Case number | CAC-ADREU-003935 |
---|---|
Time of filing | 2007-01-31 21:22:54 |
Domain names | selfstorage.eu |
Case administrator
Name | Josef Herian |
---|
Complainant
Organization / Name | Selfstorage-Deinlager LagervermietungGesmbH, Ms. E.A. van Es (as attorney at law of complainant) |
---|
Respondent
Organization / Name | Stubbé Management BV, Stubbé |
---|
Vul de gegevens in over andere gerechtelijke procedures, die volgens de informatie van her ADR Panel lopen of waarin beslist is en die betrekking hebben op de betwiste domeinnaam
De Arbiter is niet bekend met andere procedures betreffende dezelfde domeinnaam.
Feitelijke situatie
Op 4 december 2006 heeft Klager een Klacht ingediend bij het ADR Centrum. De klacht betrof de op naam van Verweerder geregistreerde domeinnaam selfstorage.eu. Op 15 februari heeft het ADR Centrum de aanvang van de ADR procedure aan Verweerder medegedeeld. In die mededeling is tevens vermeld dat Verweerder binnen 30 werkdagen vanaf de dag van ontvangst een schriftelijke reactie kon indienen. Verweerder heeft geen gebruik gemaakt van dit recht, maar heeft, na hierop gewezen te zijn door het ADR Centrum, bezwaar gemaakt tegen het verloop van de termijn voor het indienen van een reactie.
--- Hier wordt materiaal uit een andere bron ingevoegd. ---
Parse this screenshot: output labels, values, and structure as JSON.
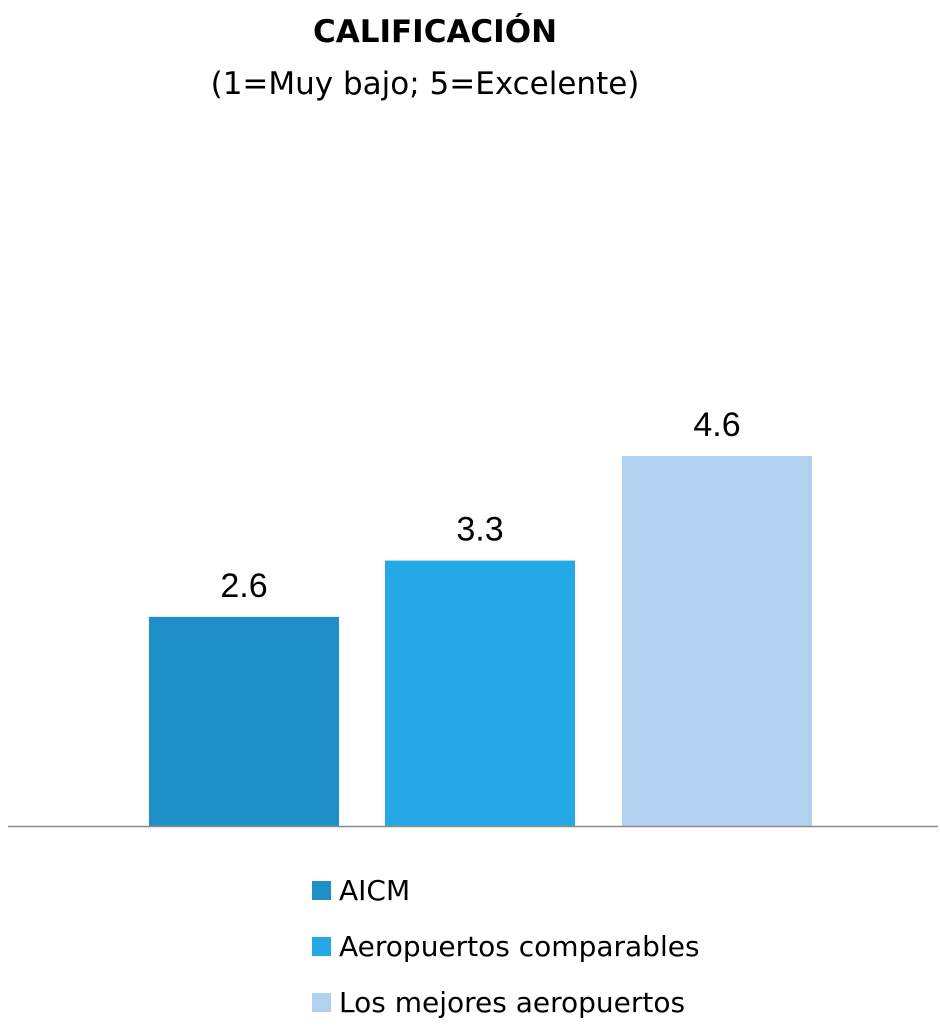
{
  "chart_data": {
    "type": "bar",
    "title": "CALIFICACIÓN",
    "subtitle": "(1=Muy bajo; 5=Excelente)",
    "xlabel": "",
    "ylabel": "",
    "ylim": [
      0,
      5
    ],
    "grid": false,
    "legend_position": "bottom",
    "series": [
      {
        "name": "AICM",
        "value": 2.6,
        "label": "2.6",
        "color": "#1f8fc7"
      },
      {
        "name": "Aeropuertos comparables",
        "value": 3.3,
        "label": "3.3",
        "color": "#25a8e6"
      },
      {
        "name": "Los mejores aeropuertos",
        "value": 4.6,
        "label": "4.6",
        "color": "#b2d0f0"
      }
    ],
    "axis_color": "#8c8c8c"
  }
}
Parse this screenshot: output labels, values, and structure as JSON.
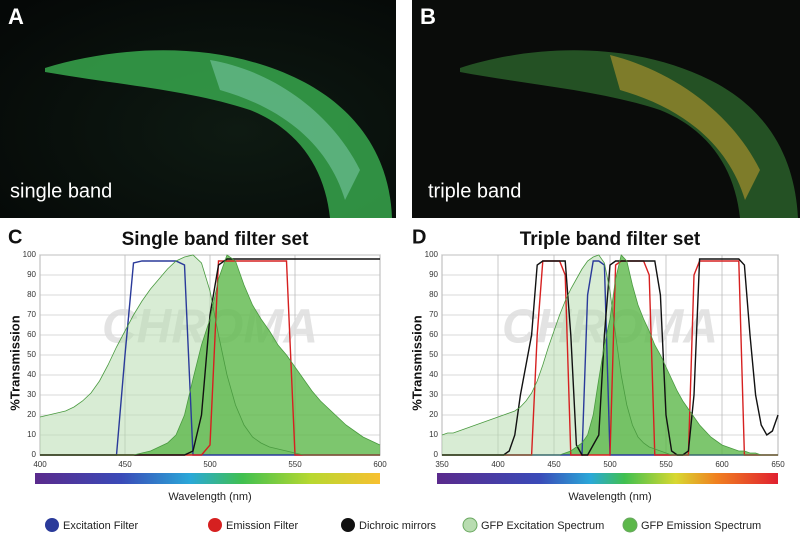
{
  "images": [
    {
      "label": "A",
      "caption": "single band"
    },
    {
      "label": "B",
      "caption": "triple band"
    }
  ],
  "chart_data": [
    {
      "type": "line",
      "label": "C",
      "title": "Single band filter set",
      "y_label": "%Transmission",
      "x_label": "Wavelength (nm)",
      "watermark": "CHROMA",
      "grid": true,
      "xlim": [
        400,
        600
      ],
      "xticks": [
        400,
        450,
        500,
        550,
        600
      ],
      "ylim": [
        0,
        100
      ],
      "yticks": [
        0,
        10,
        20,
        30,
        40,
        50,
        60,
        70,
        80,
        90,
        100
      ],
      "x": [
        400,
        405,
        410,
        415,
        420,
        425,
        430,
        435,
        440,
        445,
        450,
        455,
        460,
        465,
        470,
        475,
        480,
        485,
        490,
        495,
        500,
        505,
        510,
        515,
        520,
        525,
        530,
        535,
        540,
        545,
        550,
        555,
        560,
        565,
        570,
        575,
        580,
        585,
        590,
        595,
        600
      ],
      "series": [
        {
          "name": "Excitation Filter",
          "color": "#2a3a9a",
          "fill": false,
          "values": [
            0,
            0,
            0,
            0,
            0,
            0,
            0,
            0,
            0,
            0,
            50,
            96,
            97,
            97,
            97,
            97,
            97,
            95,
            0,
            0,
            0,
            0,
            0,
            0,
            0,
            0,
            0,
            0,
            0,
            0,
            0,
            0,
            0,
            0,
            0,
            0,
            0,
            0,
            0,
            0,
            0
          ]
        },
        {
          "name": "Emission Filter",
          "color": "#d62020",
          "fill": false,
          "values": [
            0,
            0,
            0,
            0,
            0,
            0,
            0,
            0,
            0,
            0,
            0,
            0,
            0,
            0,
            0,
            0,
            0,
            0,
            0,
            0,
            5,
            97,
            97,
            97,
            97,
            97,
            97,
            97,
            97,
            97,
            0,
            0,
            0,
            0,
            0,
            0,
            0,
            0,
            0,
            0,
            0
          ]
        },
        {
          "name": "Dichroic mirrors",
          "color": "#111111",
          "fill": false,
          "values": [
            0,
            0,
            0,
            0,
            0,
            0,
            0,
            0,
            0,
            0,
            0,
            0,
            0,
            0,
            0,
            0,
            0,
            0,
            2,
            20,
            70,
            95,
            98,
            98,
            98,
            98,
            98,
            98,
            98,
            98,
            98,
            98,
            98,
            98,
            98,
            98,
            98,
            98,
            98,
            98,
            98
          ]
        },
        {
          "name": "GFP Excitation Spectrum",
          "color": "#b8dcb0",
          "fill": true,
          "values": [
            19,
            20,
            21,
            22,
            24,
            27,
            31,
            37,
            45,
            54,
            62,
            70,
            77,
            83,
            88,
            93,
            97,
            99,
            100,
            96,
            82,
            60,
            40,
            25,
            15,
            9,
            6,
            4,
            3,
            2,
            1,
            0,
            0,
            0,
            0,
            0,
            0,
            0,
            0,
            0,
            0
          ]
        },
        {
          "name": "GFP Emission Spectrum",
          "color": "#5cb84a",
          "fill": true,
          "values": [
            0,
            0,
            0,
            0,
            0,
            0,
            0,
            0,
            0,
            0,
            0,
            0,
            1,
            2,
            4,
            6,
            10,
            20,
            38,
            55,
            68,
            88,
            100,
            97,
            85,
            75,
            68,
            62,
            55,
            50,
            44,
            38,
            32,
            27,
            23,
            19,
            15,
            12,
            9,
            7,
            5
          ]
        }
      ]
    },
    {
      "type": "line",
      "label": "D",
      "title": "Triple band filter set",
      "y_label": "%Transmission",
      "x_label": "Wavelength (nm)",
      "watermark": "CHROMA",
      "grid": true,
      "xlim": [
        350,
        650
      ],
      "xticks": [
        350,
        400,
        450,
        500,
        550,
        600,
        650
      ],
      "ylim": [
        0,
        100
      ],
      "yticks": [
        0,
        10,
        20,
        30,
        40,
        50,
        60,
        70,
        80,
        90,
        100
      ],
      "x": [
        350,
        355,
        360,
        365,
        370,
        375,
        380,
        385,
        390,
        395,
        400,
        405,
        410,
        415,
        420,
        425,
        430,
        435,
        440,
        445,
        450,
        455,
        460,
        465,
        470,
        475,
        480,
        485,
        490,
        495,
        500,
        505,
        510,
        515,
        520,
        525,
        530,
        535,
        540,
        545,
        550,
        555,
        560,
        565,
        570,
        575,
        580,
        585,
        590,
        595,
        600,
        605,
        610,
        615,
        620,
        625,
        630,
        635,
        640,
        645,
        650
      ],
      "series": [
        {
          "name": "Excitation Filter",
          "color": "#2a3a9a",
          "fill": false,
          "values": [
            0,
            0,
            0,
            0,
            0,
            0,
            0,
            0,
            0,
            0,
            0,
            0,
            0,
            0,
            0,
            0,
            0,
            0,
            0,
            0,
            0,
            0,
            0,
            0,
            0,
            0,
            80,
            97,
            97,
            95,
            0,
            0,
            0,
            0,
            0,
            0,
            0,
            0,
            0,
            0,
            0,
            0,
            0,
            0,
            0,
            0,
            0,
            0,
            0,
            0,
            0,
            0,
            0,
            0,
            0,
            0,
            0,
            0,
            0,
            0,
            0
          ]
        },
        {
          "name": "Emission Filter",
          "color": "#d62020",
          "fill": false,
          "values": [
            0,
            0,
            0,
            0,
            0,
            0,
            0,
            0,
            0,
            0,
            0,
            0,
            0,
            0,
            0,
            0,
            0,
            60,
            97,
            97,
            97,
            97,
            90,
            0,
            0,
            0,
            0,
            0,
            0,
            0,
            0,
            95,
            97,
            97,
            97,
            97,
            97,
            90,
            0,
            0,
            0,
            0,
            0,
            0,
            0,
            90,
            97,
            97,
            97,
            97,
            97,
            97,
            97,
            97,
            0,
            0,
            0,
            0,
            0,
            0,
            0
          ]
        },
        {
          "name": "Dichroic mirrors",
          "color": "#111111",
          "fill": false,
          "values": [
            0,
            0,
            0,
            0,
            0,
            0,
            0,
            0,
            0,
            0,
            0,
            0,
            2,
            10,
            30,
            45,
            60,
            95,
            97,
            97,
            97,
            97,
            97,
            60,
            5,
            0,
            0,
            5,
            10,
            60,
            95,
            97,
            97,
            97,
            97,
            97,
            97,
            97,
            97,
            80,
            20,
            2,
            0,
            0,
            2,
            30,
            98,
            98,
            98,
            98,
            98,
            98,
            98,
            98,
            95,
            60,
            30,
            15,
            10,
            12,
            20
          ]
        },
        {
          "name": "GFP Excitation Spectrum",
          "color": "#b8dcb0",
          "fill": true,
          "values": [
            10,
            11,
            11,
            12,
            13,
            14,
            15,
            16,
            17,
            18,
            19,
            20,
            21,
            22,
            24,
            27,
            31,
            37,
            45,
            54,
            62,
            70,
            77,
            83,
            88,
            93,
            97,
            99,
            100,
            96,
            82,
            60,
            40,
            25,
            15,
            9,
            6,
            4,
            3,
            2,
            1,
            0,
            0,
            0,
            0,
            0,
            0,
            0,
            0,
            0,
            0,
            0,
            0,
            0,
            0,
            0,
            0,
            0,
            0,
            0,
            0
          ]
        },
        {
          "name": "GFP Emission Spectrum",
          "color": "#5cb84a",
          "fill": true,
          "values": [
            0,
            0,
            0,
            0,
            0,
            0,
            0,
            0,
            0,
            0,
            0,
            0,
            0,
            0,
            0,
            0,
            0,
            0,
            0,
            0,
            0,
            0,
            1,
            2,
            4,
            6,
            10,
            20,
            38,
            55,
            68,
            88,
            100,
            97,
            85,
            75,
            68,
            62,
            55,
            50,
            44,
            38,
            32,
            27,
            23,
            19,
            15,
            12,
            9,
            7,
            5,
            4,
            3,
            2,
            2,
            1,
            1,
            0,
            0,
            0,
            0
          ]
        }
      ]
    }
  ]
}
Verweerder heeft in fase 1 van de Sunrise voor het .eu domein de domeinnaam selfstorage.eu aangevraagd op basis van een Benelux merkrecht voor het merk SELFSTORAGE dat begin december 2005 middels een spoedinschrijving was verkregen. Klager heeft zelf in fase 2 een aanvraag gedaan voor deze domeinnaam op grond van een niet-geregistreerd Oostenrijks merkrecht voor het merk SELFSTORAGE.
Verweerder heeft in fase 1 van de Sunrise voor het .eu domein de domeinnaam selfstorage.eu aangevraagd op basis van een Benelux merkrecht voor het merk SELFSTORAGE dat begin december 2005 middels een spoedinschrijving was verkregen. Klager heeft zelf in fase 2 een aanvraag gedaan voor deze domeinnaam op grond van een niet-geregistreerd Oostenrijks merkrecht voor het merk SELFSTORAGE.
A. Klager
Klager stelt dat Verweerder middels een spoedinschrijving in de Benelux het woordmerk SELFSTORAGE heeft aangevraagd met het kennelijke en uitsluitende doel om op basis van deze spoedinschrijving de domeinnaam selfstorage.eu in fase 1 van de Sunrise periode aan te kunnen vragen. Volgens Klager moet ook voor Verweerder duidelijk zijn geweest dat het Benelux Merkenbureau dit merk zou weigeren voor de diensten waarvoor de inschrijving werd gevraagd (onder andere verhuur van onroerend goed, verpakking en opslag van goederen, verhuur van opslagruimte en veiligheidsdiensten voor de bescherming van goederen). De merkinschrijving is inmiddels ook geweigerd. Volgens het handelsregister houdt Verweerder zich bezig met advisering op het gebied van investeringen en beleggingen.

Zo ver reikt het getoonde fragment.